Kurul, radyoaktif maddeden zehirlenme konusunda Küçükçekmece Nükleer Araştırma Merkezi ve TÜBİTAK’tan destek aldı. Özal’ın naaşından alınan örnekleri, bu iki kurum da değerlendirildi. Elde edilen sonuçlar sonrası bazı kurul üyeleri Özal’ın zehirlendiği, bazıları ise radyoaktif maddenin zaman içinde biriktiği görüşüne vardı. Ancak ağırlıklı görüş, Özal’ın zehirlenmediği yönünde oldu. Kesin raporun en geç 12 Aralık Çarşamba gününe kadar tamamlanıp, soruşturmayı yürüten Ankara Cumhuriyet Başsavcılığı’na iletilmesi bekleniyor.

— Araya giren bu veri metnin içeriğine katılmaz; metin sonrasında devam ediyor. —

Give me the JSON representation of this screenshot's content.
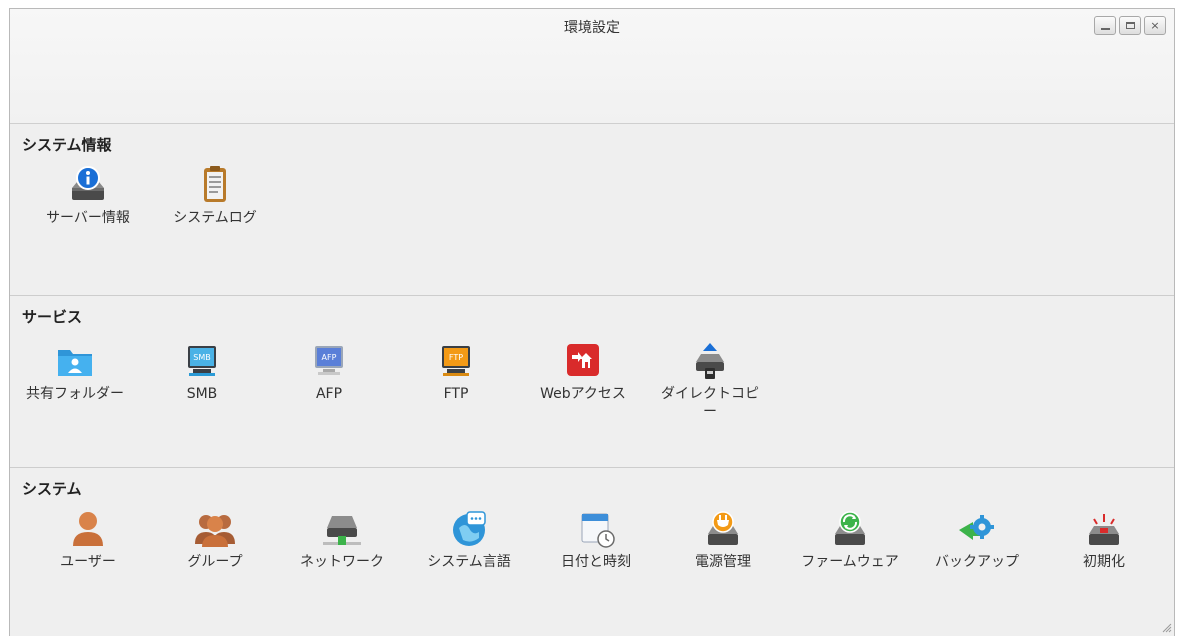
{
  "window": {
    "title": "環境設定",
    "buttons": {
      "minimize": "minimize",
      "maximize": "maximize",
      "close": "×"
    }
  },
  "sections": {
    "system_info": {
      "title": "システム情報",
      "items": [
        {
          "label": "サーバー情報",
          "icon": "server-info-icon"
        },
        {
          "label": "システムログ",
          "icon": "system-log-icon"
        }
      ]
    },
    "services": {
      "title": "サービス",
      "items": [
        {
          "label": "共有フォルダー",
          "icon": "shared-folder-icon"
        },
        {
          "label": "SMB",
          "icon": "smb-icon",
          "badge": "SMB"
        },
        {
          "label": "AFP",
          "icon": "afp-icon",
          "badge": "AFP"
        },
        {
          "label": "FTP",
          "icon": "ftp-icon",
          "badge": "FTP"
        },
        {
          "label": "Webアクセス",
          "icon": "web-access-icon"
        },
        {
          "label": "ダイレクトコピー",
          "icon": "direct-copy-icon"
        }
      ]
    },
    "system": {
      "title": "システム",
      "items": [
        {
          "label": "ユーザー",
          "icon": "user-icon"
        },
        {
          "label": "グループ",
          "icon": "group-icon"
        },
        {
          "label": "ネットワーク",
          "icon": "network-icon"
        },
        {
          "label": "システム言語",
          "icon": "language-icon"
        },
        {
          "label": "日付と時刻",
          "icon": "date-time-icon"
        },
        {
          "label": "電源管理",
          "icon": "power-icon"
        },
        {
          "label": "ファームウェア",
          "icon": "firmware-icon"
        },
        {
          "label": "バックアップ",
          "icon": "backup-icon"
        },
        {
          "label": "初期化",
          "icon": "reset-icon"
        }
      ]
    }
  },
  "colors": {
    "accent_blue": "#1a6fd6",
    "folder_blue": "#3da9e8",
    "ftp_orange": "#f39a16",
    "web_red": "#d92b2b",
    "user_orange": "#d9834a",
    "firmware_green": "#3cb34a"
  }
}
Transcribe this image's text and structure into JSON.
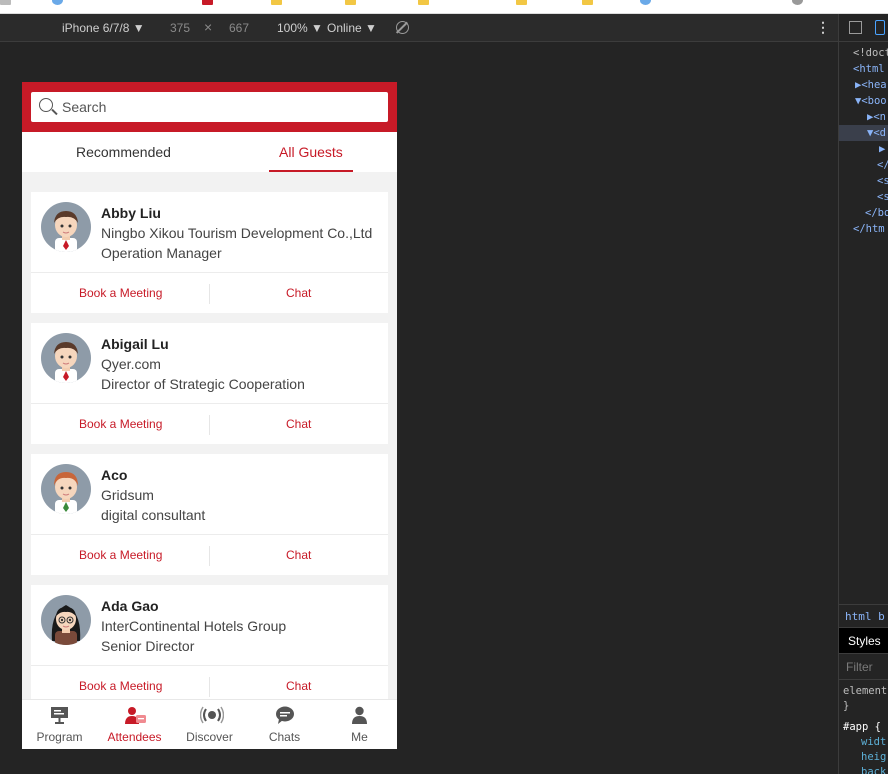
{
  "devtools_toolbar": {
    "device": "iPhone 6/7/8 ▼",
    "width": "375",
    "times": "×",
    "height": "667",
    "zoom": "100% ▼",
    "network": "Online ▼",
    "more": "⋮"
  },
  "devtools_panel": {
    "dom": [
      "<!doct",
      "<html",
      "▶<hea",
      "▼<boo",
      "▶<n",
      "▼<d",
      "▶",
      "</",
      "<s",
      "<s",
      "</bo",
      "</htm"
    ],
    "crumb": "html  b",
    "styles_tab": "Styles",
    "filter": "Filter",
    "css": [
      "element",
      "}",
      "#app {",
      "widt",
      "heig",
      "back"
    ]
  },
  "search": {
    "placeholder": "Search"
  },
  "tabs": [
    {
      "label": "Recommended"
    },
    {
      "label": "All Guests",
      "active": true
    }
  ],
  "guests": [
    {
      "name": "Abby Liu",
      "company": "Ningbo Xikou Tourism Development Co.,Ltd",
      "title": "Operation Manager"
    },
    {
      "name": "Abigail Lu",
      "company": "Qyer.com",
      "title": "Director of Strategic Cooperation"
    },
    {
      "name": "Aco",
      "company": "Gridsum",
      "title": "digital consultant"
    },
    {
      "name": "Ada Gao",
      "company": "InterContinental Hotels Group",
      "title": "Senior Director"
    }
  ],
  "actions": {
    "book": "Book a Meeting",
    "chat": "Chat"
  },
  "tabbar": [
    {
      "label": "Program",
      "icon": "presentation-icon"
    },
    {
      "label": "Attendees",
      "icon": "attendees-icon",
      "active": true
    },
    {
      "label": "Discover",
      "icon": "broadcast-icon"
    },
    {
      "label": "Chats",
      "icon": "chat-bubble-icon"
    },
    {
      "label": "Me",
      "icon": "person-icon"
    }
  ],
  "colors": {
    "brand": "#c71a27",
    "background": "#f2f2f2",
    "devtools": "#242424"
  }
}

Adli Tıp raporunun, “Naaşta zehir var, ancak son 72 saatte verilip zehirlenerek öldürecek dozda değil. Radyoaktif maddeler çevresel etkilerle vücuda girmiş. DDT, yediği meyve sebzelerdeki tarım ilaçlarından, yıllar içinde vücuttaki yağ tabakasında birikmiş” şeklinde olması bekleniyor. Ankara Cumhuriyet Başsavcılığı ise soruşturması sırasında sadece Adli Tıp raporu ile sınırlı kalmak zorunda değil. Başsavcılık başka kurumlardan ya da yurtdışından da gerekli görürse yeni rapor alabilecek. Ardından da şimdiye kadar hiçbir kişiyi şüpheli sıfatıyla dinlemeyen Başsavcılık soruşturmayı tamamlayacak.

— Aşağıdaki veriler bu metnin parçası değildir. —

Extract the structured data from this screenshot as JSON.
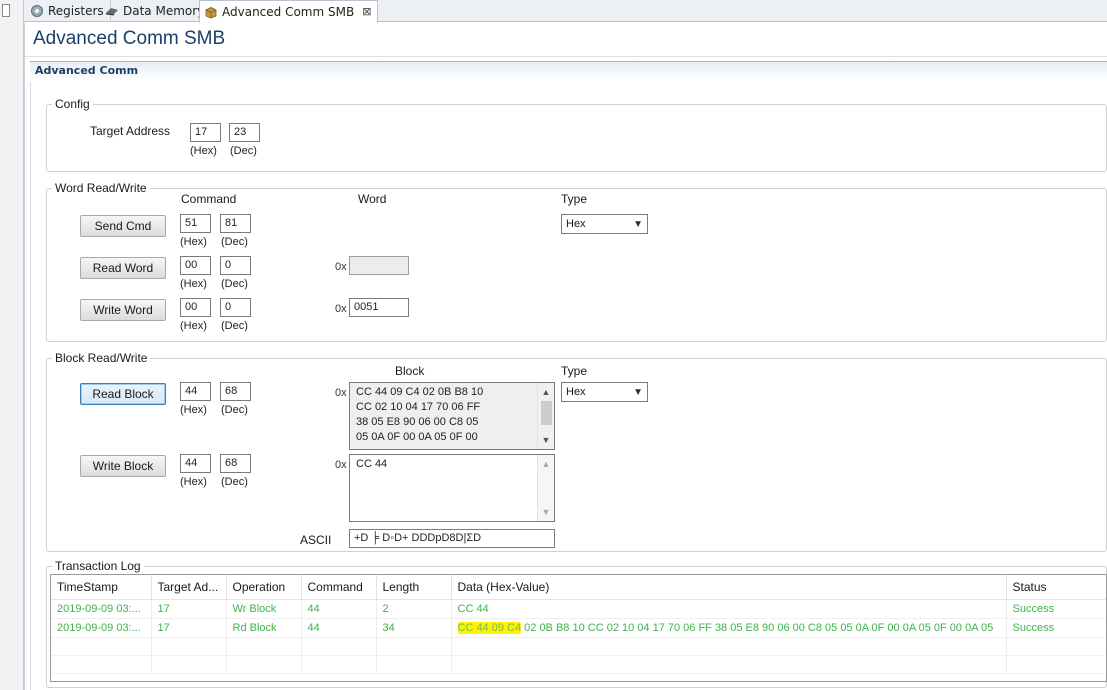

Eşi Semra Özal’da bulunduğu, ancak savcılığa verilmediği iddia edilen Özal’ın muammaya dönen saç telleri de yeniden istenebilecek. Özal’ın zehirlendiğine ilişkin yeterli, kesin ve inandırıcı kanıt elde edilmezse, ölümünden 19 yıl sonra mezarı açılarak yapılan soruşturma “takipsizlikle” sonuçlanacak. Dosya kapanacak. Soruşturma Nisan 2013’e kadar bitirilmediği takdirde ise zamanaşımından düşecek.